Avec l’annonce d’un accord pour le rachat de SFR par ses rivaux, le secteur des télécoms français se rapproche d’un retour à trois opérateurs, une reconfiguration inédite depuis l’arrivée de Free sur le marché du mobile en 2012.
Pourquoi passer à trois opérateurs ?
Au terme de plusieurs mois de négociations, Bouygues Telecom, Iliad (Free) et Orange se sont mis d’accord pour racheter SFR pour 20,35 milliards d’euros. Cette transition est plébiscitée depuis des années par les acteurs français. "Ils perçoivent un marché à quatre comme trop concurrentiel", souligne Marc Bourreau, économiste spécialisé dans les télécoms à Télécom Paris.
La plupart des consommateurs étant déjà équipés en mobile et internet, la demande est en légère décroissance, ce qui favorise une concurrence féroce et fait grimper les prix.
Une opération inédite
Ce démantèlement est le premier du genre en Europe. Bouygues s'acquittera de 42 % du prix de vente, Free 31 % et Orange 27 %, pour les environ 25 millions d'abonnés de SFR.

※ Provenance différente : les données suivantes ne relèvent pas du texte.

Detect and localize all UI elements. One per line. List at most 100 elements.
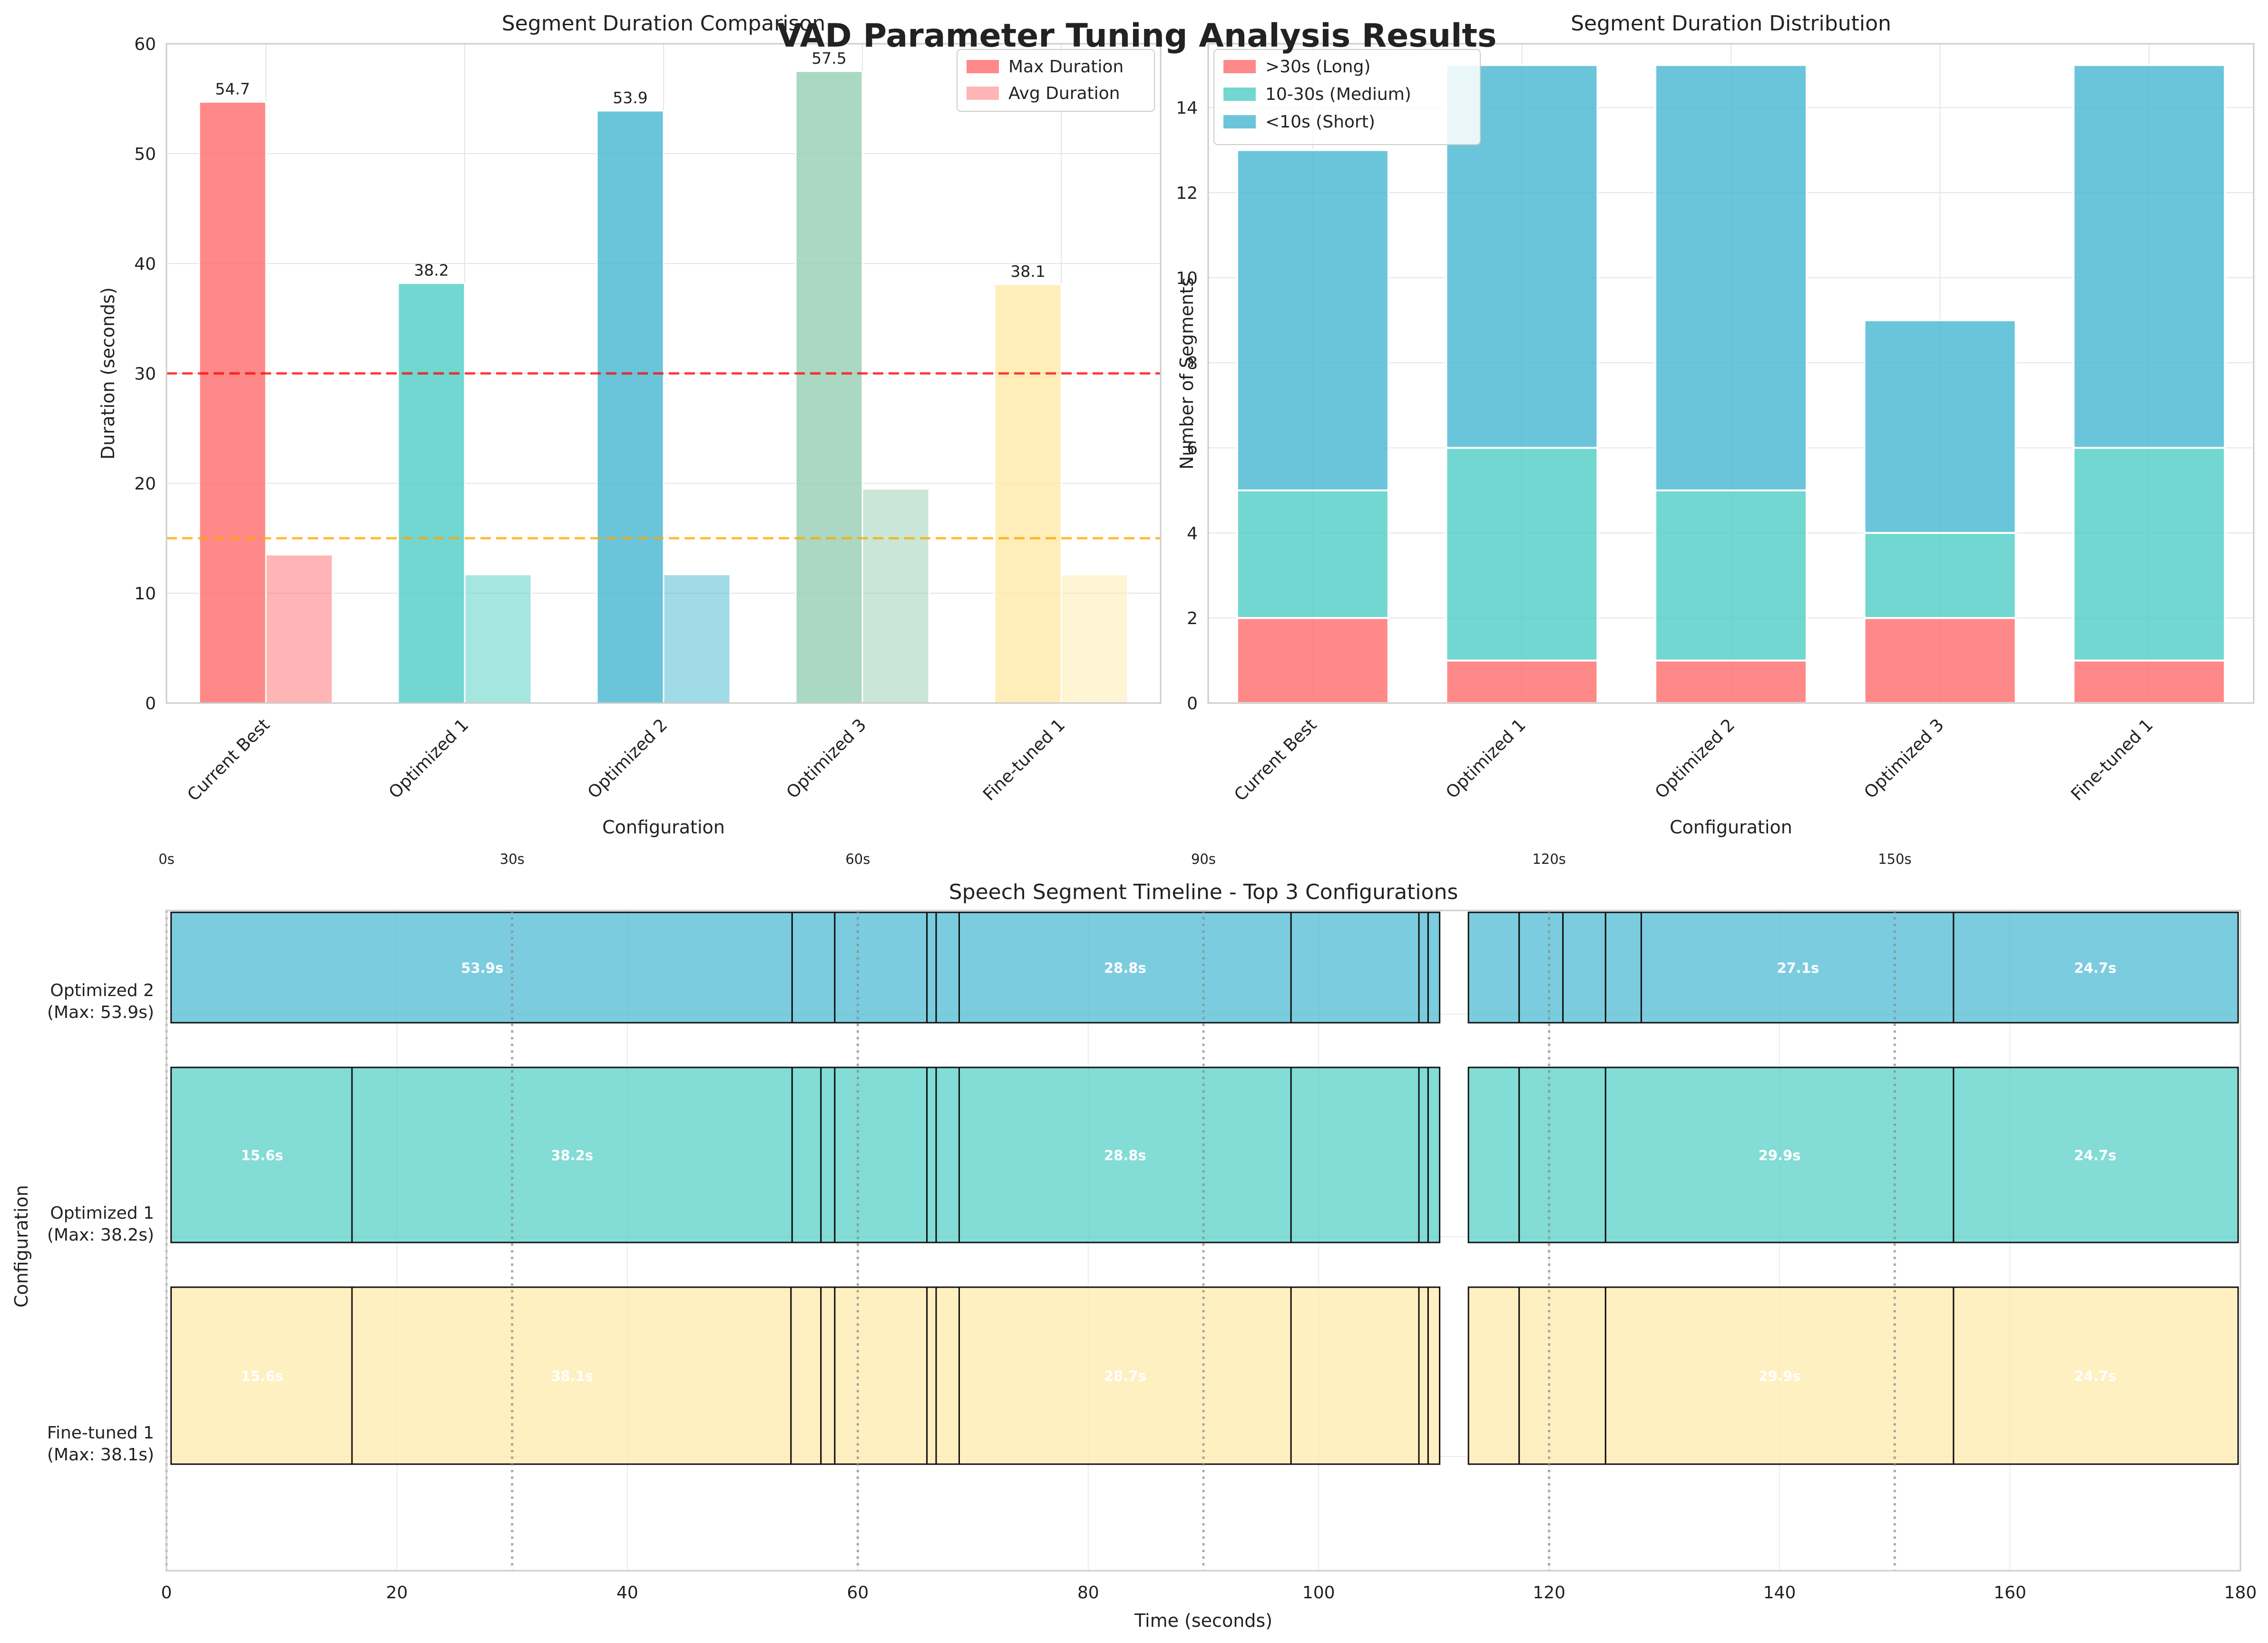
y-tick-label: 12	[1176, 184, 1198, 203]
speech-segment	[1418, 1286, 1429, 1465]
short-segments-bar	[2072, 64, 2226, 449]
speech-segment	[1953, 1066, 2239, 1243]
x-tick-label: 0	[161, 1583, 172, 1603]
speech-segment	[1604, 911, 1642, 1024]
y-tick-label: 8	[1187, 354, 1198, 373]
speech-segment	[820, 1066, 836, 1243]
segment-duration-label: 29.9s	[1759, 1147, 1801, 1164]
speech-segment	[926, 911, 937, 1024]
segment-duration-label: 28.8s	[1104, 960, 1146, 976]
segment-duration-label: 53.9s	[461, 960, 503, 976]
speech-segment	[1640, 911, 1955, 1024]
max-duration-value-label: 57.5	[811, 49, 846, 68]
y-tick-label: 0	[1187, 694, 1198, 714]
figure-title: VAD Parameter Tuning Analysis Results	[777, 17, 1497, 55]
max-duration-bar	[198, 101, 267, 704]
x-tick-label: 120	[1533, 1583, 1565, 1603]
segment-duration-label: 29.9s	[1759, 1368, 1801, 1384]
speech-segment	[790, 1286, 822, 1465]
max-duration-value-label: 53.9	[613, 88, 647, 107]
segment-duration-label: 24.7s	[2074, 960, 2116, 976]
legend-swatch	[1223, 115, 1256, 128]
max-duration-bar	[994, 284, 1062, 704]
chart-title: Segment Duration Comparison	[502, 11, 826, 36]
x-axis-label: Time (seconds)	[1134, 1610, 1272, 1631]
speech-segment	[1290, 911, 1420, 1024]
max-duration-bar	[795, 70, 863, 704]
time-marker-label: 90s	[1191, 851, 1216, 867]
time-marker-label: 60s	[845, 851, 870, 867]
legend-swatch	[1223, 88, 1256, 101]
speech-segment	[1518, 911, 1564, 1024]
medium-segments-bar	[1654, 489, 1808, 662]
short-segments-bar	[1863, 319, 2017, 534]
y-tick-label: 2	[1187, 609, 1198, 628]
speech-segment	[834, 1066, 928, 1243]
speech-segment	[791, 911, 836, 1024]
speech-segment	[1953, 1286, 2239, 1465]
max-duration-bar	[397, 283, 466, 704]
segment-duration-label: 38.2s	[551, 1147, 593, 1164]
avg-duration-bar	[861, 488, 930, 704]
speech-segment	[1518, 1286, 1606, 1465]
speech-segment	[926, 1286, 937, 1465]
legend-swatch	[967, 60, 999, 73]
y-tick-label: 20	[134, 474, 156, 494]
legend-label: Max Duration	[1008, 57, 1124, 77]
row-sublabel: (Max: 53.9s)	[47, 1003, 154, 1022]
long-segments-bar	[1445, 659, 1599, 704]
max-duration-value-label: 54.7	[215, 79, 250, 98]
y-axis-label: Number of Segments	[1176, 277, 1197, 469]
segment-duration-label: 38.1s	[551, 1368, 593, 1384]
y-axis-label: Duration (seconds)	[98, 287, 118, 460]
medium-segments-bar	[1863, 532, 2017, 619]
row-sublabel: (Max: 38.1s)	[47, 1445, 154, 1465]
speech-segment	[1467, 1066, 1520, 1243]
x-tick-label: 160	[1994, 1583, 2026, 1603]
time-marker-label: 30s	[500, 851, 525, 867]
speech-segment	[935, 1286, 960, 1465]
plot-frame	[1207, 43, 2255, 704]
y-tick-label: 10	[134, 584, 156, 604]
segment-duration-label: 15.6s	[241, 1368, 284, 1384]
x-tick-label: 20	[386, 1583, 408, 1603]
speech-segment	[1427, 1286, 1441, 1465]
y-axis-label: Configuration	[11, 1185, 32, 1308]
medium-segments-bar	[2072, 447, 2226, 662]
row-label: Optimized 1	[50, 1203, 154, 1223]
legend-label: 10-30s (Medium)	[1265, 85, 1411, 104]
speech-segment	[170, 911, 793, 1024]
speech-segment	[351, 1066, 793, 1243]
speech-segment	[958, 911, 1292, 1024]
long-segments-bar	[1863, 617, 2017, 704]
plot-frame	[166, 910, 2241, 1572]
speech-segment	[1427, 1066, 1441, 1243]
avg-duration-bar	[663, 574, 731, 704]
y-tick-label: 40	[134, 254, 156, 274]
segment-duration-label: 27.1s	[1777, 960, 1819, 976]
legend-swatch	[1223, 60, 1256, 73]
speech-segment	[170, 1066, 353, 1243]
speech-segment	[820, 1286, 836, 1465]
time-marker-label: 150s	[1878, 851, 1911, 867]
speech-segment	[834, 911, 928, 1024]
y-tick-label: 4	[1187, 524, 1198, 543]
legend-label: >30s (Long)	[1265, 57, 1370, 77]
plot-frame	[166, 43, 1162, 704]
speech-segment	[1953, 911, 2239, 1024]
speech-segment	[1467, 911, 1520, 1024]
medium-segments-bar	[1445, 447, 1599, 662]
chart-title: Segment Duration Distribution	[1571, 11, 1891, 36]
time-marker-label: 120s	[1532, 851, 1565, 867]
long-segments-bar	[2072, 659, 2226, 704]
speech-segment	[1418, 911, 1429, 1024]
row-sublabel: (Max: 38.2s)	[47, 1225, 154, 1245]
short-segments-bar	[1236, 149, 1389, 491]
speech-segment	[791, 1066, 822, 1243]
speech-segment	[935, 1066, 960, 1243]
legend-swatch	[967, 87, 999, 100]
speech-segment	[935, 911, 960, 1024]
speech-segment	[1427, 911, 1441, 1024]
long-segments-bar	[1236, 617, 1389, 704]
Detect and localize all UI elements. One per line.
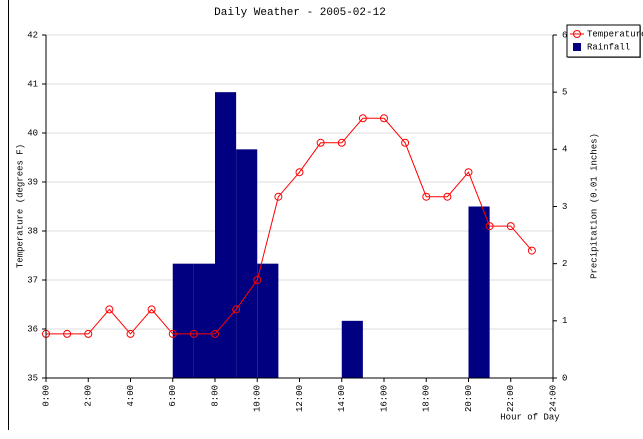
temperature-point [506, 222, 515, 231]
y2-tick-label: 0 [562, 373, 567, 383]
temperature-point [527, 246, 536, 255]
temperature-point [485, 222, 494, 231]
rain-bar [257, 263, 279, 378]
y-tick-label: 42 [27, 30, 38, 40]
legend-marker [573, 43, 581, 51]
y-tick-label: 39 [27, 177, 38, 187]
y2-tick-label: 6 [562, 30, 567, 40]
temperature-point [232, 305, 241, 314]
temperature-point [401, 138, 410, 147]
y-tick-label: 40 [27, 128, 38, 138]
temperature-point [253, 276, 262, 284]
x-tick-label: 20:00 [464, 385, 474, 412]
y-tick-label: 37 [27, 275, 38, 285]
x-tick-label: 12:00 [295, 385, 305, 412]
temperature-point [358, 114, 367, 123]
x-tick-label: 10:00 [253, 385, 263, 412]
rain-bar [468, 206, 490, 378]
temperature-point [274, 192, 283, 201]
x-axis-label: Hour of Day [500, 412, 560, 422]
temperature-point [168, 329, 177, 338]
y-tick-label: 35 [27, 373, 38, 383]
temperature-point [63, 329, 72, 338]
rain-bar [215, 92, 237, 379]
temperature-line [46, 117, 533, 335]
legend-label: Temperature [587, 29, 643, 39]
temperature-point [443, 192, 452, 201]
y2-tick-label: 3 [562, 202, 567, 212]
temperature-point [105, 305, 114, 314]
x-tick-label: 16:00 [379, 385, 389, 412]
temperature-point [126, 329, 135, 338]
y-tick-label: 36 [27, 324, 38, 334]
temperature-point [464, 168, 473, 177]
y2-tick-label: 5 [562, 88, 567, 98]
y-axis-label: Temperature (degrees F) [15, 144, 25, 268]
x-tick-label: 0:00 [41, 385, 51, 407]
x-tick-label: 18:00 [422, 385, 432, 412]
x-tick-label: 6:00 [168, 385, 178, 407]
x-tick-label: 14:00 [337, 385, 347, 412]
y-tick-label: 38 [27, 226, 38, 236]
legend-label: Rainfall [587, 42, 630, 52]
temperature-point [211, 329, 219, 338]
temperature-point [147, 305, 156, 314]
y-tick-label: 41 [27, 79, 38, 89]
temperature-point [189, 329, 198, 338]
chart-title: Daily Weather - 2005-02-12 [214, 7, 386, 19]
temperature-point [380, 114, 388, 123]
y2-tick-label: 1 [562, 316, 567, 326]
temperature-point [295, 168, 304, 177]
x-tick-label: 22:00 [506, 385, 516, 412]
rain-bar [172, 263, 194, 378]
x-tick-label: 2:00 [84, 385, 94, 407]
legend-box [566, 24, 641, 58]
y2-axis-label: Precipitation (0.01 inches) [589, 133, 599, 279]
temperature-point [422, 192, 431, 201]
temperature-point [316, 138, 325, 147]
x-tick-label: 4:00 [126, 385, 136, 407]
legend-marker [573, 30, 581, 38]
rain-bar [193, 263, 215, 378]
temperature-point [337, 138, 346, 147]
y2-tick-label: 2 [562, 259, 567, 269]
rain-bar [341, 320, 363, 378]
rain-bar [236, 149, 258, 378]
y2-tick-label: 4 [562, 145, 567, 155]
x-tick-label: 24:00 [548, 385, 558, 412]
temperature-point [84, 329, 93, 338]
x-tick-label: 8:00 [210, 385, 220, 407]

Cette transaction doit encore obtenir l'aval des régulateurs, une démarche qui pourrait prendre de 12 à 24 mois selon les experts.
Quelles conséquences sur les prix ?
Les prix des offres mobiles et des abonnements fixes en France sont déjà parmi les plus compétitifs d'Europe. "Je suivrai de près l'impact sur les prix", a déclaré le ministre de l'Économie, Roland Lescure.
"Cette opération ne doit pas conduire à une hausse significative des tarifs", a rassuré Christel Heydemann, directrice d'Orange. Selon Stéphan Dubreuil, une légère augmentation des prix pourrait survenir dans les prochaines années.
Sort des clients SFR
En matière de répartition des clients, Bouygues récupérera le segment B2B et environ 6,4 millions de clients grand public, tandis que Free héritera des clients RED by SFR et Orange de 4,9 millions d'abonnés. Côté emploi, les syndicats s'inquiètent pour les 8000 salariés de SFR, malgré des assurances d'emploi jusqu'en 2029.